Seems the best course of action would be to bring it to your parents' attention, since it should require administrator privileges to handle no matter if it's a false positive or not.

If this machine has Lojack For Laptops installed, there should be Absolute Software properties on the file.


----------



## Darkblade97 (May 24, 2008)

Should I consider removing Lojack For Laptops because it came with my Toshiba Laptop and I have never even used it or better yet never touched it till I got this notice?


----------



## tetonbob (Jan 10, 2005)

Nope.

It's one of those applications you never use until you need it.

Again, I'd bring it to the computer administrator's (your parents) attention. It's their decision. If they wanted you to make such decisions, I'd think you'd be in the Administrators group. 

If it's an FP, you want to tell AVG to ignore it, and place it in a safe zone so it won't detect it.
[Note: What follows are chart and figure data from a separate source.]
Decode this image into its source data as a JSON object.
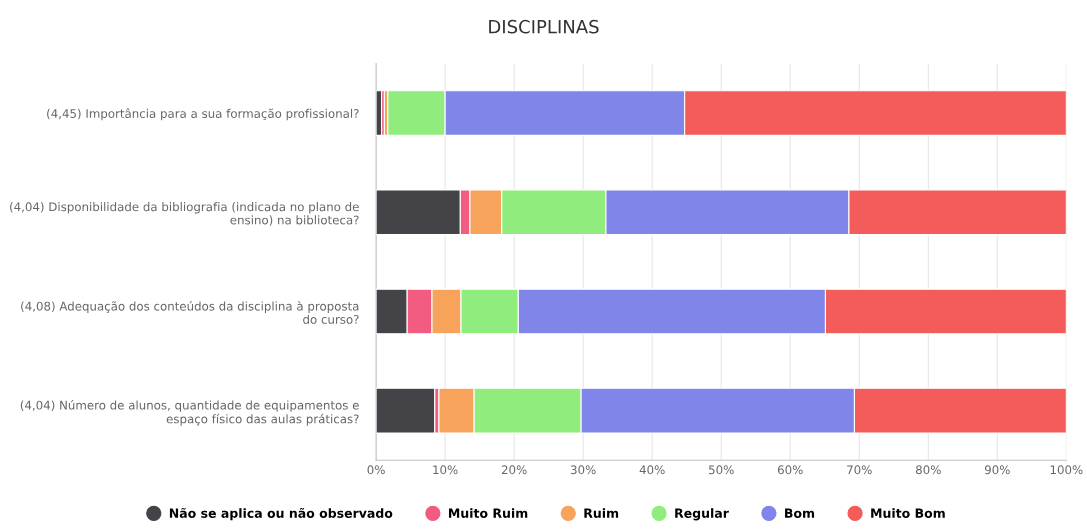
{
  "chart_data": {
    "type": "bar",
    "orientation": "horizontal",
    "stacked": true,
    "title": "DISCIPLINAS",
    "categories": [
      "(4,45) Importância para a sua formação profissional?",
      "(4,04) Disponibilidade da bibliografia (indicada no plano de\nensino) na biblioteca?",
      "(4,08) Adequação dos conteúdos da disciplina à proposta\ndo curso?",
      "(4,04) Número de alunos, quantidade de equipamentos e\nespaço físico das aulas práticas?"
    ],
    "series": [
      {
        "name": "Não se aplica ou não observado",
        "color": "#434348",
        "values": [
          0.8,
          12.2,
          4.5,
          8.5
        ]
      },
      {
        "name": "Muito Ruim",
        "color": "#f15c80",
        "values": [
          0.4,
          1.4,
          3.6,
          0.6
        ]
      },
      {
        "name": "Ruim",
        "color": "#f7a35c",
        "values": [
          0.5,
          4.6,
          4.2,
          5.1
        ]
      },
      {
        "name": "Regular",
        "color": "#90ed7d",
        "values": [
          8.3,
          15.1,
          8.3,
          15.5
        ]
      },
      {
        "name": "Bom",
        "color": "#8085e9",
        "values": [
          34.7,
          35.2,
          44.5,
          39.6
        ]
      },
      {
        "name": "Muito Bom",
        "color": "#f45b5b",
        "values": [
          55.3,
          31.5,
          34.9,
          30.7
        ]
      }
    ],
    "xlim": [
      0,
      100
    ],
    "xticks": [
      {
        "value": 0,
        "label": "0%"
      },
      {
        "value": 10,
        "label": "10%"
      },
      {
        "value": 20,
        "label": "20%"
      },
      {
        "value": 30,
        "label": "30%"
      },
      {
        "value": 40,
        "label": "40%"
      },
      {
        "value": 50,
        "label": "50%"
      },
      {
        "value": 60,
        "label": "60%"
      },
      {
        "value": 70,
        "label": "70%"
      },
      {
        "value": 80,
        "label": "80%"
      },
      {
        "value": 90,
        "label": "90%"
      },
      {
        "value": 100,
        "label": "100%"
      }
    ],
    "grid": "x",
    "legend": "bottom"
  }
}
If it's not an FP, then you'll need someone with administrator privileges to possibly run malware removal scans. But you need to determine whether or not it is a legit file, first.

Could be a recent update to AVG's definitions has caught a file which was always there...could be a new file...


----------



## Darkblade97 (May 24, 2008)

Thank you for the information. I have a problem though how do I put it in the safe zone when it is in a hidden driver in which I can't find? I am not really sure about if it is a legit file or not because I read in a Kaspersky Forum it was safe but there have been other links saying it might be malware and I do not think it is and I would always need my parents to let me use their Admin. account just to try to remove it. Can I ask you tom. because I need to go now?


----------



## tetonbob (Jan 10, 2005)

Please read what I've written.

Do not decide that just because AVG has identified it as a threat it needs to be removed. I'm not saying it isn't a threat, but you're telling me the machine has the software installed that this file can be associated with.

Protection software is not infallible. The file needs to be examined before a decision is made. 



> a hidden driver in which I can't find


This can only be done with the proper permissions. From an admin account you should be able to find it via a search.

This topic will remain open for quite a while. Bring their attention to it, do not act without due consideration.


----------



## Darkblade97 (May 24, 2008)

Ok I will examine the hidden driver tomorrow and post here with any luck if I have found something. I will come back here tomorrorow and see if I can find anything. Thanks again and good night tetonbob.:wave:


----------



## Darkblade97 (May 24, 2008)

Hey tetonbob, I have a question how do I find the hidden driver because when I typed the location where AVG found it. It would always show an error in trying to find it. Do you know any software that can help? I also found out something weird though. Whenever AVG scans in around 5:30 pm, it would show zero results except a lot of cookies. Then when I scan it my computer in around 8:30 to check it would pop up in my results.


----------



## Darkblade97 (May 24, 2008)

Please reply back.


----------



## tetonbob (Jan 10, 2005)

Hi -

Apparently you're not understanding me...

There is not much you as a Limited User can do about this, and the file does not seem to be one that needs to have you so concerned.

This can only be addressed by the machine's administrator.


----------



## Darkblade97 (May 24, 2008)

I did use the Administrator account and where AVG located it is in C:\Windows\Temp\INSTB32.SYS in which I tried to find it manually and it would say it cannot find the file you were looking for? Also Lojack for Laptops was never installed in my system. It was in my Desktop ever since and I have no interest in paying it whatsoever. It was just there because it was bundled in my Toshiba laptop.


----------